One of my post-retirement projects and objectives is to update my personal and family website at www.llorente.com which I’ve maintained for 25 years, but have not really updated since my marital separation and subsequent divorce 13 years ago. A couple of weeks ago I started the process of reconstructing the site which involves learning how to use WordPress. Anyway, the new site includes a page for my travel blogs since many of my friends and family simply “do not do social media” and don’t see my Facebook postings. This is my first blog posting to updated site. Hope you all take a look at www.llorente.com.

Suriname (formerly Dutch Guiana) is the 118th country I’ve visited, and the last nation I needed to visit in the continent of South America in my “bucket list” quest to visit all 195 United Nations member countries. I arrived last night from Miami.

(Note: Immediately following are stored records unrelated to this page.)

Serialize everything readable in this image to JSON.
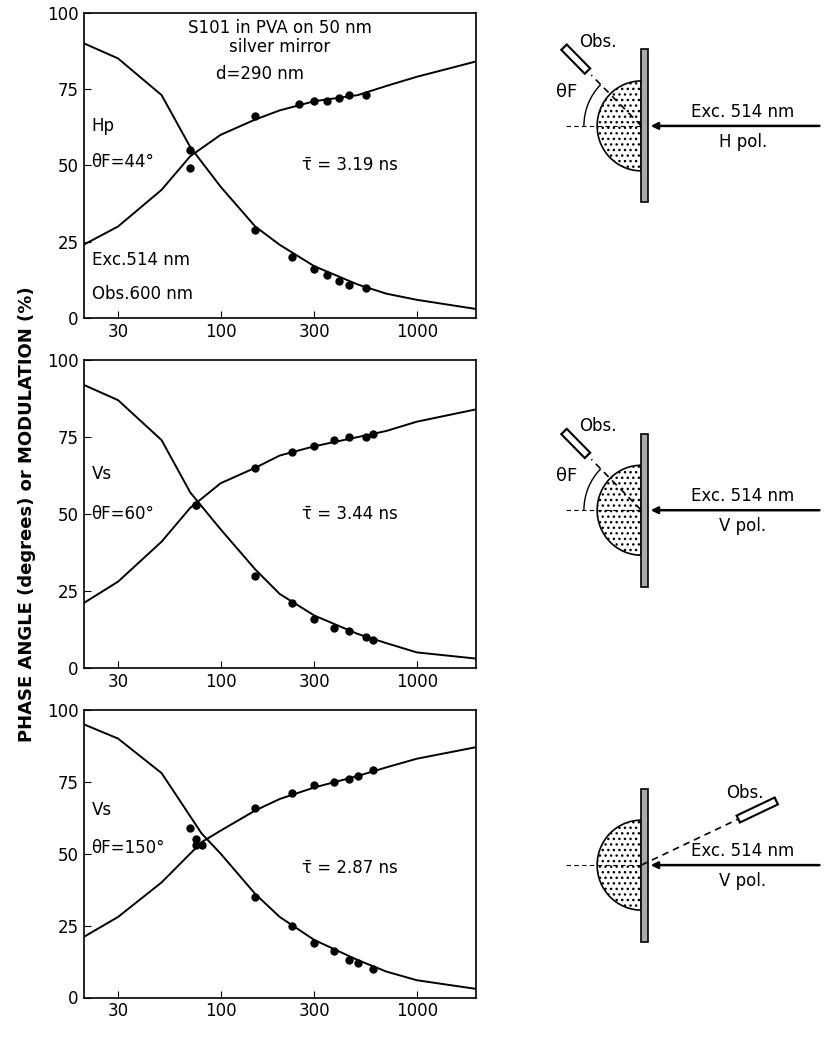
{
  "chart_data": [
    {
      "type": "line",
      "title": "S101 in PVA on 50 nm\nsilver mirror",
      "annotations": [
        "d=290 nm",
        "Hp",
        "θF=44°",
        "τ̄ = 3.19 ns",
        "Exc.514 nm",
        "Obs.600 nm"
      ],
      "diagram": {
        "obs": "Obs.",
        "angle": "θF",
        "exc": "Exc. 514 nm",
        "pol": "H pol."
      },
      "log": "x",
      "xlim": [
        20,
        2000
      ],
      "xticks": [
        30,
        100,
        300,
        1000
      ],
      "ylim": [
        0,
        100
      ],
      "yticks": [
        0,
        25,
        50,
        75,
        100
      ],
      "series": [
        {
          "type": "line",
          "line_style": "solid",
          "color": "#000000",
          "x": [
            20,
            30,
            50,
            70,
            100,
            150,
            200,
            300,
            500,
            700,
            1000,
            2000
          ],
          "values": [
            24,
            30,
            42,
            53,
            60,
            65,
            68,
            71,
            73,
            76,
            79,
            84
          ]
        },
        {
          "type": "line",
          "line_style": "solid",
          "color": "#000000",
          "x": [
            20,
            30,
            50,
            70,
            100,
            150,
            200,
            300,
            500,
            700,
            1000,
            2000
          ],
          "values": [
            90,
            85,
            73,
            56,
            43,
            30,
            24,
            17,
            11,
            8,
            6,
            3
          ]
        },
        {
          "type": "scatter",
          "marker": "o",
          "color": "#000000",
          "x": [
            70,
            150,
            250,
            300,
            350,
            400,
            450,
            550
          ],
          "values": [
            49,
            66,
            70,
            71,
            71,
            72,
            73,
            73
          ]
        },
        {
          "type": "scatter",
          "marker": "o",
          "color": "#000000",
          "x": [
            70,
            150,
            230,
            300,
            350,
            400,
            450,
            550
          ],
          "values": [
            55,
            29,
            20,
            16,
            14,
            12,
            11,
            10
          ]
        }
      ]
    },
    {
      "type": "line",
      "ylabel": "PHASE ANGLE (degrees) or MODULATION (%)",
      "annotations": [
        "Vs",
        "θF=60°",
        "τ̄ = 3.44 ns"
      ],
      "diagram": {
        "obs": "Obs.",
        "angle": "θF",
        "exc": "Exc. 514 nm",
        "pol": "V pol."
      },
      "log": "x",
      "xlim": [
        20,
        2000
      ],
      "xticks": [
        30,
        100,
        300,
        1000
      ],
      "ylim": [
        0,
        100
      ],
      "yticks": [
        0,
        25,
        50,
        75,
        100
      ],
      "series": [
        {
          "type": "line",
          "line_style": "solid",
          "color": "#000000",
          "x": [
            20,
            30,
            50,
            70,
            100,
            150,
            200,
            300,
            500,
            700,
            1000,
            2000
          ],
          "values": [
            21,
            28,
            41,
            52,
            60,
            65,
            69,
            72,
            75,
            77,
            80,
            84
          ]
        },
        {
          "type": "line",
          "line_style": "solid",
          "color": "#000000",
          "x": [
            20,
            30,
            50,
            70,
            100,
            150,
            200,
            300,
            500,
            700,
            1000,
            2000
          ],
          "values": [
            92,
            87,
            74,
            57,
            45,
            32,
            24,
            17,
            11,
            8,
            5,
            3
          ]
        },
        {
          "type": "scatter",
          "marker": "o",
          "color": "#000000",
          "x": [
            75,
            150,
            230,
            300,
            380,
            450,
            550,
            600
          ],
          "values": [
            53,
            65,
            70,
            72,
            74,
            75,
            75,
            76
          ]
        },
        {
          "type": "scatter",
          "marker": "o",
          "color": "#000000",
          "x": [
            75,
            150,
            230,
            300,
            380,
            450,
            550,
            600
          ],
          "values": [
            53,
            30,
            21,
            16,
            13,
            12,
            10,
            9
          ]
        }
      ]
    },
    {
      "type": "line",
      "annotations": [
        "Vs",
        "θF=150°",
        "τ̄ = 2.87 ns"
      ],
      "diagram": {
        "obs": "Obs.",
        "exc": "Exc. 514 nm",
        "pol": "V pol."
      },
      "log": "x",
      "xlim": [
        20,
        2000
      ],
      "xticks": [
        30,
        100,
        300,
        1000
      ],
      "ylim": [
        0,
        100
      ],
      "yticks": [
        0,
        25,
        50,
        75,
        100
      ],
      "series": [
        {
          "type": "line",
          "line_style": "solid",
          "color": "#000000",
          "x": [
            20,
            30,
            50,
            80,
            100,
            150,
            200,
            300,
            500,
            700,
            1000,
            2000
          ],
          "values": [
            21,
            28,
            40,
            54,
            58,
            65,
            69,
            73,
            77,
            80,
            83,
            87
          ]
        },
        {
          "type": "line",
          "line_style": "solid",
          "color": "#000000",
          "x": [
            20,
            30,
            50,
            80,
            100,
            150,
            200,
            300,
            500,
            700,
            1000,
            2000
          ],
          "values": [
            95,
            90,
            78,
            57,
            50,
            36,
            28,
            20,
            13,
            9,
            6,
            3
          ]
        },
        {
          "type": "scatter",
          "marker": "o",
          "color": "#000000",
          "x": [
            75,
            80,
            150,
            230,
            300,
            380,
            450,
            500,
            600
          ],
          "values": [
            55,
            53,
            66,
            71,
            74,
            75,
            76,
            77,
            79
          ]
        },
        {
          "type": "scatter",
          "marker": "o",
          "color": "#000000",
          "x": [
            70,
            75,
            150,
            230,
            300,
            380,
            450,
            500,
            600
          ],
          "values": [
            59,
            53,
            35,
            25,
            19,
            16,
            13,
            12,
            10
          ]
        }
      ]
    }
  ]
}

Like Guyana, the airport is relatively far from the city and it took over a hour to get to Paramaribo.

The driver that picked me up was a young kid who probably didn’t realize that telling me that he got his driver’s license three years ago was not all that comforting.  He had trained to be a heavy equipment operator but could only find part time work, so he’d been working for the airport transfers company for three weeks.  I was the first American he’d met, but he’d met two other foreigners.  He wanted to talk  a lot to practice his English,  but it was a very long trip well in excess of my ability and desire to make small talk. 

The apartment I had rented was a bit disconcerting since it resembled a prison complex with an outside wall lined with spiral barbed wire on top and in the inside, the door to the apartment is accessed through a double lock patio cage.  I have 4 different keys for locks to get in and out of my place.  I had read that Paramaribo has a very high crime rate, especially property crimes, and certain areas are to be avoided at night, but the apartment I booked was supposedly in one of the safest areas.  The owner tried to reassure me and repeated that fact, but kept on saying that Paramaribo is not the same as it once was and better to be safe than sorry, thus all the obvious security.

This morning I walked to the town center.  It was hot and humid, and the sun was unrelenting.  I forgot to bring sunblock and could not find any in the markets.  Along the way I stopped at virtually all the places listed on various Paramaribo “top ten” lists I found on the web.  Actually, most lists come short of ten attractions.  Honestly, outside the few somewhat appealing examples dutch colonial architecture, there is little of tourist interest here.  Also, the city simply does not cater to tourists or foreign travelers.  International bank and credit cards are not accepted and its virtually impossible to find taxis or other transport. 

Tomorrow, Im going to French Guyana on a day trip, then I have two more full days here and have no idea what I am going to do.  I could take a helicopter tour into the interior forests, but such trips are very expensive, hard to book on short notice, and the described destinations lack a ‘wow” factor.  I understand that Suriname is attractive to eco-tourists looking for more pristine destinations, and I’m certain the interior of the country offers some of that.  However, I don’t really fall into the eco-tourist category.